The ANA’s 123rd Anniversary Convention medal will pay tribute to the 1893 World’s Columbian Exposition in Chicago, the city that will host this year’s ANA World’s Fair of Money from Aug. 5 to Aug. 9.
The medal’s obverse features the inscription WORLD’S COLUMBIAN EXPOSITION and MDCCCXCIII, which is 1893 in Roman numerals, and JNF, the initials of designer Jamie Franki. The inscriptions flank a profile of one of the sculptured female figures that serve as exterior columns, known as caryatids, at Chicago’s Museum of Science and Industry.
That building is part of Chicago’s “museum campus” along Lake Michigan that was originally built as the fairgrounds for the World’s Columbian Exposition.
On the ANA medal’s reverse are Columbus’s three ships — the Nina, the Pinta and the Santa Maria — along with the inscriptions AMERICAN NUMISMATIC ASSOCIATION, 123RD ANNIVERSARY CONVENTION, AUGUST 5-9, 2014, and CHICAGO.
The four stars of the Chicago flag are also portrayed on the medal’s reverse. The third star from the left, which represents the 1893 exposition, is brightened.

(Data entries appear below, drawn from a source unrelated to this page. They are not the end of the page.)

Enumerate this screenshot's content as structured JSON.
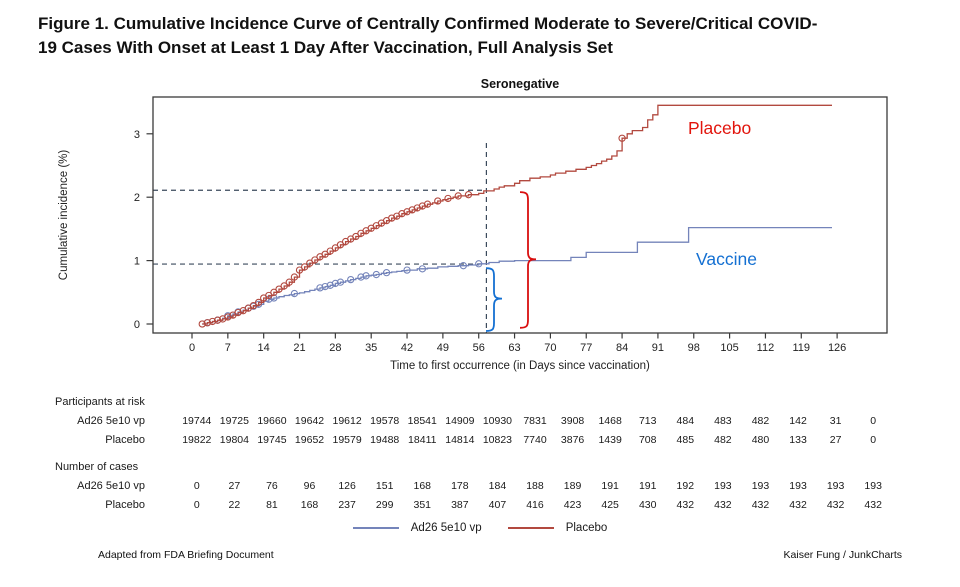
{
  "figure": {
    "title_line1": "Figure 1. Cumulative Incidence Curve of Centrally Confirmed Moderate to Severe/Critical COVID-",
    "title_line2": "19 Cases With Onset at Least 1 Day After Vaccination, Full Analysis Set",
    "footer_left": "Adapted from FDA Briefing Document",
    "footer_right": "Kaiser Fung / JunkCharts"
  },
  "chart_data": {
    "type": "line",
    "title": "Seronegative",
    "xlabel": "Time to first occurrence (in Days since vaccination)",
    "ylabel": "Cumulative incidence (%)",
    "xlim": [
      0,
      126
    ],
    "ylim": [
      0,
      3.5
    ],
    "xticks": [
      0,
      7,
      14,
      21,
      28,
      35,
      42,
      49,
      56,
      63,
      70,
      77,
      84,
      91,
      98,
      105,
      112,
      119,
      126
    ],
    "yticks": [
      0,
      1,
      2,
      3
    ],
    "grid": false,
    "colors": {
      "vaccine_curve": "#7484ba",
      "placebo_curve": "#b2493f",
      "vaccine_label": "#1470d2",
      "placebo_label": "#e2150d",
      "dashed_guide": "#3b4a5c",
      "red_brace": "#d90f0f",
      "blue_brace": "#1470d2",
      "axis": "#3a3a3a"
    },
    "series": [
      {
        "name": "Ad26 5e10 vp",
        "annotation_label": "Vaccine",
        "points": [
          [
            2,
            0
          ],
          [
            3,
            0.02
          ],
          [
            4,
            0.04
          ],
          [
            5,
            0.06
          ],
          [
            6,
            0.09
          ],
          [
            7,
            0.13
          ],
          [
            8,
            0.16
          ],
          [
            9,
            0.19
          ],
          [
            10,
            0.22
          ],
          [
            11,
            0.25
          ],
          [
            12,
            0.28
          ],
          [
            13,
            0.31
          ],
          [
            14,
            0.36
          ],
          [
            15,
            0.39
          ],
          [
            16,
            0.41
          ],
          [
            17,
            0.43
          ],
          [
            18,
            0.45
          ],
          [
            19,
            0.46
          ],
          [
            20,
            0.48
          ],
          [
            21,
            0.49
          ],
          [
            22,
            0.51
          ],
          [
            23,
            0.53
          ],
          [
            24,
            0.55
          ],
          [
            25,
            0.57
          ],
          [
            26,
            0.59
          ],
          [
            27,
            0.61
          ],
          [
            28,
            0.64
          ],
          [
            29,
            0.66
          ],
          [
            30,
            0.68
          ],
          [
            31,
            0.7
          ],
          [
            32,
            0.72
          ],
          [
            33,
            0.74
          ],
          [
            34,
            0.76
          ],
          [
            35,
            0.77
          ],
          [
            36,
            0.78
          ],
          [
            37,
            0.8
          ],
          [
            38,
            0.81
          ],
          [
            39,
            0.82
          ],
          [
            40,
            0.83
          ],
          [
            41,
            0.84
          ],
          [
            42,
            0.85
          ],
          [
            44,
            0.87
          ],
          [
            46,
            0.88
          ],
          [
            48,
            0.9
          ],
          [
            50,
            0.91
          ],
          [
            52,
            0.92
          ],
          [
            54,
            0.93
          ],
          [
            56,
            0.95
          ],
          [
            58,
            0.97
          ],
          [
            60,
            0.99
          ],
          [
            63,
            1.0
          ],
          [
            74,
            1.05
          ],
          [
            77,
            1.13
          ],
          [
            87,
            1.29
          ],
          [
            97,
            1.52
          ],
          [
            125,
            1.52
          ]
        ],
        "marker_days": [
          3,
          5,
          7,
          9,
          11,
          12,
          13,
          15,
          16,
          20,
          25,
          26,
          27,
          28,
          29,
          31,
          33,
          34,
          36,
          38,
          42,
          45,
          53,
          56
        ]
      },
      {
        "name": "Placebo",
        "annotation_label": "Placebo",
        "points": [
          [
            2,
            0
          ],
          [
            3,
            0.02
          ],
          [
            4,
            0.04
          ],
          [
            5,
            0.06
          ],
          [
            6,
            0.08
          ],
          [
            7,
            0.11
          ],
          [
            8,
            0.14
          ],
          [
            9,
            0.18
          ],
          [
            10,
            0.21
          ],
          [
            11,
            0.25
          ],
          [
            12,
            0.29
          ],
          [
            13,
            0.34
          ],
          [
            14,
            0.41
          ],
          [
            15,
            0.45
          ],
          [
            16,
            0.5
          ],
          [
            17,
            0.55
          ],
          [
            18,
            0.6
          ],
          [
            19,
            0.66
          ],
          [
            20,
            0.74
          ],
          [
            21,
            0.85
          ],
          [
            22,
            0.9
          ],
          [
            23,
            0.96
          ],
          [
            24,
            1.01
          ],
          [
            25,
            1.06
          ],
          [
            26,
            1.1
          ],
          [
            27,
            1.15
          ],
          [
            28,
            1.2
          ],
          [
            29,
            1.25
          ],
          [
            30,
            1.3
          ],
          [
            31,
            1.34
          ],
          [
            32,
            1.38
          ],
          [
            33,
            1.43
          ],
          [
            34,
            1.47
          ],
          [
            35,
            1.51
          ],
          [
            36,
            1.55
          ],
          [
            37,
            1.59
          ],
          [
            38,
            1.63
          ],
          [
            39,
            1.67
          ],
          [
            40,
            1.7
          ],
          [
            41,
            1.74
          ],
          [
            42,
            1.77
          ],
          [
            43,
            1.8
          ],
          [
            44,
            1.83
          ],
          [
            45,
            1.86
          ],
          [
            46,
            1.89
          ],
          [
            47,
            1.91
          ],
          [
            48,
            1.94
          ],
          [
            49,
            1.96
          ],
          [
            50,
            1.98
          ],
          [
            51,
            2.0
          ],
          [
            52,
            2.02
          ],
          [
            54,
            2.04
          ],
          [
            56,
            2.06
          ],
          [
            57,
            2.1
          ],
          [
            59,
            2.13
          ],
          [
            60,
            2.16
          ],
          [
            61,
            2.18
          ],
          [
            63,
            2.22
          ],
          [
            64,
            2.26
          ],
          [
            66,
            2.3
          ],
          [
            68,
            2.32
          ],
          [
            70,
            2.35
          ],
          [
            71,
            2.38
          ],
          [
            73,
            2.41
          ],
          [
            75,
            2.44
          ],
          [
            77,
            2.47
          ],
          [
            78,
            2.5
          ],
          [
            79,
            2.53
          ],
          [
            80,
            2.57
          ],
          [
            81,
            2.6
          ],
          [
            82,
            2.65
          ],
          [
            83,
            2.73
          ],
          [
            84,
            2.93
          ],
          [
            85,
            3.0
          ],
          [
            86,
            3.05
          ],
          [
            88,
            3.1
          ],
          [
            89,
            3.22
          ],
          [
            90,
            3.3
          ],
          [
            91,
            3.45
          ],
          [
            125,
            3.45
          ]
        ],
        "marker_days": [
          2,
          3,
          4,
          5,
          6,
          7,
          8,
          9,
          10,
          11,
          12,
          13,
          14,
          15,
          16,
          17,
          18,
          19,
          20,
          21,
          22,
          23,
          24,
          25,
          26,
          27,
          28,
          29,
          30,
          31,
          32,
          33,
          34,
          35,
          36,
          37,
          38,
          39,
          40,
          41,
          42,
          43,
          44,
          45,
          46,
          48,
          50,
          52,
          54,
          84
        ]
      }
    ],
    "annotations": {
      "vline_day": 57.5,
      "hline_pcts": [
        2.11,
        0.945
      ],
      "red_brace": {
        "top_pct": 2.08,
        "bottom_pct": -0.06,
        "notch_pct": 1.02
      },
      "blue_brace": {
        "top_pct": 0.88,
        "bottom_pct": -0.11,
        "notch_pct": 0.4
      }
    },
    "legend": [
      {
        "label": "Ad26 5e10 vp",
        "color": "#7484ba"
      },
      {
        "label": "Placebo",
        "color": "#b2493f"
      }
    ],
    "tables": [
      {
        "title": "Participants at risk",
        "rows": [
          {
            "label": "Ad26 5e10 vp",
            "values": [
              "19744",
              "19725",
              "19660",
              "19642",
              "19612",
              "19578",
              "18541",
              "14909",
              "10930",
              "7831",
              "3908",
              "1468",
              "713",
              "484",
              "483",
              "482",
              "142",
              "31",
              "0"
            ]
          },
          {
            "label": "Placebo",
            "values": [
              "19822",
              "19804",
              "19745",
              "19652",
              "19579",
              "19488",
              "18411",
              "14814",
              "10823",
              "7740",
              "3876",
              "1439",
              "708",
              "485",
              "482",
              "480",
              "133",
              "27",
              "0"
            ]
          }
        ]
      },
      {
        "title": "Number of cases",
        "rows": [
          {
            "label": "Ad26 5e10 vp",
            "values": [
              "0",
              "27",
              "76",
              "96",
              "126",
              "151",
              "168",
              "178",
              "184",
              "188",
              "189",
              "191",
              "191",
              "192",
              "193",
              "193",
              "193",
              "193",
              "193"
            ]
          },
          {
            "label": "Placebo",
            "values": [
              "0",
              "22",
              "81",
              "168",
              "237",
              "299",
              "351",
              "387",
              "407",
              "416",
              "423",
              "425",
              "430",
              "432",
              "432",
              "432",
              "432",
              "432",
              "432"
            ]
          }
        ]
      }
    ]
  }
}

Franki frequent contributor
Franki, a University of North Carolina at Charlotte art professor, designed the reverse of the 2005 American Bison 5-cent coin and the obverse portrait of Thomas Jefferson on all 5-cent coins struck in or after 2006. He has designed all but one of the ANA anniversary medals since 2008, when he depicted Edgar Allen Poe for the Baltimore World’s Fair of Money medal. Other topics he’s portrayed are Paul Revere’s “Midnight Ride” for the 2010 Boston World’s Fair of Money, and the 1812 Battle of Fort Dearborn for the 2011 convention that was also in the Chicago area.
“They’re very different but each one is supposed to reflect something about the history of the city and [contain] some tie to numismatics,” Franki said of his different designs.
The numismatic tie-in for this year’s medal is the 1893 World’s Columbian Exposition theme, which was the subject of the U.S. Mint’s very first commemorative coin.